As a direct result of the Christina Fiske case, Representatives Phil Haire (D-Sylva) and Robert (Bob) Carpenter (R-Franklin) introduced a bill into the North Carolina Legislature last Tuesday that would allow parents to abandon their infants in a safe place without threat of criminal penalty.
The bill, entitled the Infant Homicide Prevention Act, states that a health care provider at a hospital or health department, a law enforcement officer, an emergency medical technician at a fire station, a social services worker, or any responsible adult may take into custody any infant under 15 days old, as long as it is given to the individual by a parent who has expressed no intent to return for the infant. The individual to which the infant is given must then be responsible for the “health and well-being” of the infant and notify the department of social services about the matter.Under the proposed law, any parent who abandons an infant in such a way cannot be prosecuted for any civil or criminal penalty relating to the care of the infant. By providing that parents of unwanted infants may leave them in the custody of any adult whom they deem responsible, said Carpenter, the bill provides for those parents who may not feel comfortable bringing an infant to places such as a county health department or a hospital.
Carpenter expressed concern for mothers who do not wish to or are unable to care for children who are the result of unplanned pregnancies.

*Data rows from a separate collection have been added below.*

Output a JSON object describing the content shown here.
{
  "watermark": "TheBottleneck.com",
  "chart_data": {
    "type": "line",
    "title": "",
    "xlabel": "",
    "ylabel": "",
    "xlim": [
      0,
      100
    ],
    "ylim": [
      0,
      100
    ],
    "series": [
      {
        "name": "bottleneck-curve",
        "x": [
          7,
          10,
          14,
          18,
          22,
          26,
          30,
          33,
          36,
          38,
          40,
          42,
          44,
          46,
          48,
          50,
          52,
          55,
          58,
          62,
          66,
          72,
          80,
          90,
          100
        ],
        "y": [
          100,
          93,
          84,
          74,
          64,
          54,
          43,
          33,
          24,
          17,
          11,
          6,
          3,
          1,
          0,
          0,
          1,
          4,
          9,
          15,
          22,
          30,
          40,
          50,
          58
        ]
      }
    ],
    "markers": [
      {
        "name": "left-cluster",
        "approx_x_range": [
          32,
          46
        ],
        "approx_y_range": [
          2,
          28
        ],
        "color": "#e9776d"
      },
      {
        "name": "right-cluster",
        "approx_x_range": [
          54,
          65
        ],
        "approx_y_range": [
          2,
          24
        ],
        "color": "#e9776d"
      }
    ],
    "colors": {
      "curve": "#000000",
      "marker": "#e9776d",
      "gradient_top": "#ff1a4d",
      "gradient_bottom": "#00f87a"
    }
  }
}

“Women having babies out of wedlock are put in an awkward position,” said Carpenter. “These women really aren’t criminals.”
Carpenter also mentioned that Fiske had worked as a page in his office seven years ago, and that everyone on his staff who remembered her was saddened by the news that she had been accused of killing her infant.

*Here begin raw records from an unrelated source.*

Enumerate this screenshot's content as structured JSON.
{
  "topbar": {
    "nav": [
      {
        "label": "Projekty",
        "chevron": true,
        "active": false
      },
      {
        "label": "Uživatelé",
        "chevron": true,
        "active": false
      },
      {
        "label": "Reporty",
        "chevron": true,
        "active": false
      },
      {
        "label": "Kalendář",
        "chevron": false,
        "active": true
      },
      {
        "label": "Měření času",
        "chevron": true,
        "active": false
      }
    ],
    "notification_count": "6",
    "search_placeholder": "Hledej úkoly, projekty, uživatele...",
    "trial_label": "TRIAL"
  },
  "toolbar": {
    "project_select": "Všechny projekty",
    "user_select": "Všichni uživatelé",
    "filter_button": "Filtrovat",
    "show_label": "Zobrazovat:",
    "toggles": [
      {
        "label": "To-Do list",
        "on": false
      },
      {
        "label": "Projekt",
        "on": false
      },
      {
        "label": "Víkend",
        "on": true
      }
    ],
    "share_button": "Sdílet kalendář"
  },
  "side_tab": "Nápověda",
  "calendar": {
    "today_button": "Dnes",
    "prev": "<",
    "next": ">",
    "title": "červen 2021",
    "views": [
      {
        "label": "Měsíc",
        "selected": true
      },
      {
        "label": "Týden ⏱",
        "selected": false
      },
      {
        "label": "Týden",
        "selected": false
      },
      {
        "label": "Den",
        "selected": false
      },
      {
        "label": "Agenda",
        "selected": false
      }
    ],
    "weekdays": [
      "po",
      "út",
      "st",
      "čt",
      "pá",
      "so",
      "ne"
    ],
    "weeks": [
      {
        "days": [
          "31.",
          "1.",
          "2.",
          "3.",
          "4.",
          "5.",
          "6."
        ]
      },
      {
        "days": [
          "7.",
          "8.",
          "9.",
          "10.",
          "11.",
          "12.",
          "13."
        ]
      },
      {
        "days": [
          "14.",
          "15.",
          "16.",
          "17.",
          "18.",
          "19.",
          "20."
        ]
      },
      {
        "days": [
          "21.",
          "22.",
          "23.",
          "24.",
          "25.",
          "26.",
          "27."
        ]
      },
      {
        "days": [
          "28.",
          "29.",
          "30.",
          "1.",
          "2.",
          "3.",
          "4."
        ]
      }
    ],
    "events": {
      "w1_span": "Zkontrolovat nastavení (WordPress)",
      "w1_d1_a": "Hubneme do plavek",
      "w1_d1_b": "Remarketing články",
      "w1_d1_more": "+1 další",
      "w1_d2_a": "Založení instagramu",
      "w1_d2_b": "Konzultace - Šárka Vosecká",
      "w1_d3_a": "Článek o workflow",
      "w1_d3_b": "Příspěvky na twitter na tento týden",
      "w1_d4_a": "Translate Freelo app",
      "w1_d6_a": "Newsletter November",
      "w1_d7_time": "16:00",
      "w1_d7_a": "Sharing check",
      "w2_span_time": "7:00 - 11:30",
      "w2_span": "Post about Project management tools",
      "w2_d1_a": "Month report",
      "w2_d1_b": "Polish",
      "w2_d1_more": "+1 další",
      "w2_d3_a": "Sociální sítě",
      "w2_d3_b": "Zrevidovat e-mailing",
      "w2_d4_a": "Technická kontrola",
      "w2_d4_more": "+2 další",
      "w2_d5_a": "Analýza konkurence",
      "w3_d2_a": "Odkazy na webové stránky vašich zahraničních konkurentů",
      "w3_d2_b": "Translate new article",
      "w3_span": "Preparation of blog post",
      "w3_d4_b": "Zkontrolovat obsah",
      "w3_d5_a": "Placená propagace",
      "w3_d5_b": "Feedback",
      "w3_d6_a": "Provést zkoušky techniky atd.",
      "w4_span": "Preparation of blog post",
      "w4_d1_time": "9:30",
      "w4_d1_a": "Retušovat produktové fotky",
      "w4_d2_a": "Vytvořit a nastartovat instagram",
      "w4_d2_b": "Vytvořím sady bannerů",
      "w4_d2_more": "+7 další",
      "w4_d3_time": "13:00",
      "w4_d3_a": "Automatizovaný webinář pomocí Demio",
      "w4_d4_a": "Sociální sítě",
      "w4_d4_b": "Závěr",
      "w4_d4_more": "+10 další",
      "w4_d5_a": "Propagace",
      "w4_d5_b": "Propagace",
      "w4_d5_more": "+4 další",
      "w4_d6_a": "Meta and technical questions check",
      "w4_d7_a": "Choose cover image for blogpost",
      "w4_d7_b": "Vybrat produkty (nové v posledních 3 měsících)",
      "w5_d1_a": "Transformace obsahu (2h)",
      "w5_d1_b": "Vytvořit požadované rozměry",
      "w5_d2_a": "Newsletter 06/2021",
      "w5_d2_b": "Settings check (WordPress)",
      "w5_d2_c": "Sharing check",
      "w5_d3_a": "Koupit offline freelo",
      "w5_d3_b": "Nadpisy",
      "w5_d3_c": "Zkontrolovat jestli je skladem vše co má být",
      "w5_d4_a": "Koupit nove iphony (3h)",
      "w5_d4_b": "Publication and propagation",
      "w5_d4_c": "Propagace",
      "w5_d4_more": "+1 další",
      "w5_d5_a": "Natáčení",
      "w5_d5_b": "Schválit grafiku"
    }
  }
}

He mentioned that over 1,000 names are on a waiting list in North Carolina for those who wish to adopt a child. The bill is currently in committee, which will hopefully give it a favorable report, said Carpenter. If the committee does give the act a favorable report, it will be brought to the floor for a vote, possibly at the end of this month.
If the bill is passed in both the North Carolina House and Senate, it will become law and will become effective immediately, rather than the December 1, 2001 date which is written as the effective date in the last section of the bill.
As a condition of the bill, the North Carolina General Assembly has allocated a total of $300,000 for the next two fiscal years for a media campaign to inform the people of North Carolina about the provisions of the bill.